Пожар был вовсе не метафорой, отчего Марине было обидно вдвойне.
– Если бы ты не полез туда… Если бы мы не поехали на эту чертову дачу… Если бы эта дура внимательнее за детьми следила… Если бы пожарные приехали раньше…
Она все выдумывала новые условия, при которых их мир остался бы прежним, планы воплотились в жизнь, внутренние органы Коновалова остались чисты и здоровы, и морской прибой по-прежнему шумел у подножия ее будущего.
Для Юры не существовало альтернативной истории. Он сделал то, что сделал, и ожог легких – не самая большая плата за жизнь мальчика Димы. Конечно, Дима не станет космонавтом и водолазом тоже не станет. Возможно, он будет плохо учиться в школе и уже подростком начнет пить много и некрасиво, как его отец, но это будет потом. Главное, что и в следующем году он с мамой и сестрой нарядит елку и найдет под ней подарок от Деда Мороза, а это уже немало.
А что Коновалов елку наряжать не будет, так невелика беда. Про то, что он сам, героический Юрий Коновалов, спасший из пожара пятилетнего мальчика, не станет космонавтом и водолазом тоже не станет, думать не хотелось.

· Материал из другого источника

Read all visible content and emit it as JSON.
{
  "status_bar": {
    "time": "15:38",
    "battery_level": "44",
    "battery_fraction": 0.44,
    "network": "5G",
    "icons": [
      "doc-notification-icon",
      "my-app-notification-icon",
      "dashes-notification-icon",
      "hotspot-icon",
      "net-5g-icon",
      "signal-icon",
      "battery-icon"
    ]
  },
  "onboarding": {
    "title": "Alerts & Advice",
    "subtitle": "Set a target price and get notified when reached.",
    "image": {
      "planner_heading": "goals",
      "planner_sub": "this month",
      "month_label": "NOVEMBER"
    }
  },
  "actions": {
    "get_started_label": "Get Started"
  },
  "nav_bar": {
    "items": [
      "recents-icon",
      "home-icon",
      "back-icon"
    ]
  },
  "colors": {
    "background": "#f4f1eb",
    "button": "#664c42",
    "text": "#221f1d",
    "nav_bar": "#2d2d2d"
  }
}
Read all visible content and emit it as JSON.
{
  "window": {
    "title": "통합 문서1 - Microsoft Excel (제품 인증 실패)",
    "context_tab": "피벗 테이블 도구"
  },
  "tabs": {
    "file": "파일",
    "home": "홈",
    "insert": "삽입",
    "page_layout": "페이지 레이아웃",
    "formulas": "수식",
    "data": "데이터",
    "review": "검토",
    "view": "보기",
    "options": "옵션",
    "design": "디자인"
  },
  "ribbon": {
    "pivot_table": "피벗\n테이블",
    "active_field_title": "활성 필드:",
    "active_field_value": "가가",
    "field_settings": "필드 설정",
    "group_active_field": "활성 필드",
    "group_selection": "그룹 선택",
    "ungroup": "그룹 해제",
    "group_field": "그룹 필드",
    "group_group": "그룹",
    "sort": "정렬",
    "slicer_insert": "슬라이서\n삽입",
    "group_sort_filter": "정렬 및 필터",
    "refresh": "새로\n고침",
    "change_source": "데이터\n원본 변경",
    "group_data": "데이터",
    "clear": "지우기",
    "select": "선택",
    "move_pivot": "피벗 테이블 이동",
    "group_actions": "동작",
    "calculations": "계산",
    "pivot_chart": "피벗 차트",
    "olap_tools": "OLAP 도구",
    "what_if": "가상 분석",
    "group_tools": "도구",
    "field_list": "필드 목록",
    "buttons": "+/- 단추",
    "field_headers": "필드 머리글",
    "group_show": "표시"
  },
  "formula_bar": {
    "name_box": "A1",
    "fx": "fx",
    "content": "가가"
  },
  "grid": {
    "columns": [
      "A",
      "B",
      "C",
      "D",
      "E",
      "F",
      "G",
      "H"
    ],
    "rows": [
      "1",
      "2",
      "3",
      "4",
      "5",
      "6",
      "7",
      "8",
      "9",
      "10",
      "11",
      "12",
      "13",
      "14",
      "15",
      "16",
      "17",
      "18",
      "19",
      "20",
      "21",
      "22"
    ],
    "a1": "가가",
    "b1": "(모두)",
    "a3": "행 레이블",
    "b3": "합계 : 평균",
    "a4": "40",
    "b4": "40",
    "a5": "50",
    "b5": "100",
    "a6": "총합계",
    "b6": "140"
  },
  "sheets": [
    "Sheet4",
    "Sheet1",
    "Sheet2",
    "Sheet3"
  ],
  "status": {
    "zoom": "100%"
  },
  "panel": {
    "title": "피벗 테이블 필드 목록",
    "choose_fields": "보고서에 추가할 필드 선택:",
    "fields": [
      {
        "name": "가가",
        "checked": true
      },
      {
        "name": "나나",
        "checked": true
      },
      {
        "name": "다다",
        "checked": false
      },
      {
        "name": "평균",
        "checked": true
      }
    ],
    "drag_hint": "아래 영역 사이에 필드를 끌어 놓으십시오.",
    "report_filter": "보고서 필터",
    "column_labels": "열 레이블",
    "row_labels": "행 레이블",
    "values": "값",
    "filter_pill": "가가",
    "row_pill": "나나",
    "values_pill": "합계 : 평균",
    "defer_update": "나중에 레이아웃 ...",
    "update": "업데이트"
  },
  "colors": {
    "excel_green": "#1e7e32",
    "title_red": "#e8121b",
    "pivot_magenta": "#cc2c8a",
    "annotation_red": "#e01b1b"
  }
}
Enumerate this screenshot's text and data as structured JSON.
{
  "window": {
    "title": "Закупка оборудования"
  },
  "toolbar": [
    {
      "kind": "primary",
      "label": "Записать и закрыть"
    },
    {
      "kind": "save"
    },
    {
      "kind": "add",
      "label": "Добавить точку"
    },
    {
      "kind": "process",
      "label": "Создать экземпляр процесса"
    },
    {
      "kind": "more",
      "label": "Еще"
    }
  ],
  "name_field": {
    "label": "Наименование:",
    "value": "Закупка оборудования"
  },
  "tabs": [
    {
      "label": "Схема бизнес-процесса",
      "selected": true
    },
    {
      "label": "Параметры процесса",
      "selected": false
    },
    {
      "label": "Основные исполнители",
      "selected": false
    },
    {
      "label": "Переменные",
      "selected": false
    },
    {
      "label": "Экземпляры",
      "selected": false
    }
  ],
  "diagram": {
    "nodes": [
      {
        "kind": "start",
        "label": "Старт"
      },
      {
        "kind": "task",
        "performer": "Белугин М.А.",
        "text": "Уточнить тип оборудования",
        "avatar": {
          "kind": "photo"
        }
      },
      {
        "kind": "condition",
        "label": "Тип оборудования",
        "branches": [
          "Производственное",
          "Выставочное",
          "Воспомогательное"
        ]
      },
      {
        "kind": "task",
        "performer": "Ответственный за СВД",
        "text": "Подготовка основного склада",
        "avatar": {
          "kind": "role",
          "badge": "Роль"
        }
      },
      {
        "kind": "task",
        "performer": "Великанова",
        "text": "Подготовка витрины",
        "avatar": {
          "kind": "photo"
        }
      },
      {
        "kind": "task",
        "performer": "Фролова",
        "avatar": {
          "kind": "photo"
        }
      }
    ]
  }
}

Но пожизненный запрет на погружения он уже получил, и приморский центр более не нуждался в его услугах.
Три месяца и три дня Юрий, сухопутный, безработный, сидел на кухонном табурете и молчал. Марине эта деталь их кухонного интерьера представлялась орудием Юриного преступления. Именно его она считала символом их развода и главным аргументом в день, когда ушла, унося вилки, ложки, две кастрюли и дельфина. Она забрала бы и табурет в свою новую жизнь, но Коновалов так прочно сидел на нем, что Марина махнула рукой.
– Сиди, Юрочка, сиди. Только я с тобой сидеть не хочу. Ты мне море обещал! Где оно, твое море?
Не поспоришь, моря у Юры не было.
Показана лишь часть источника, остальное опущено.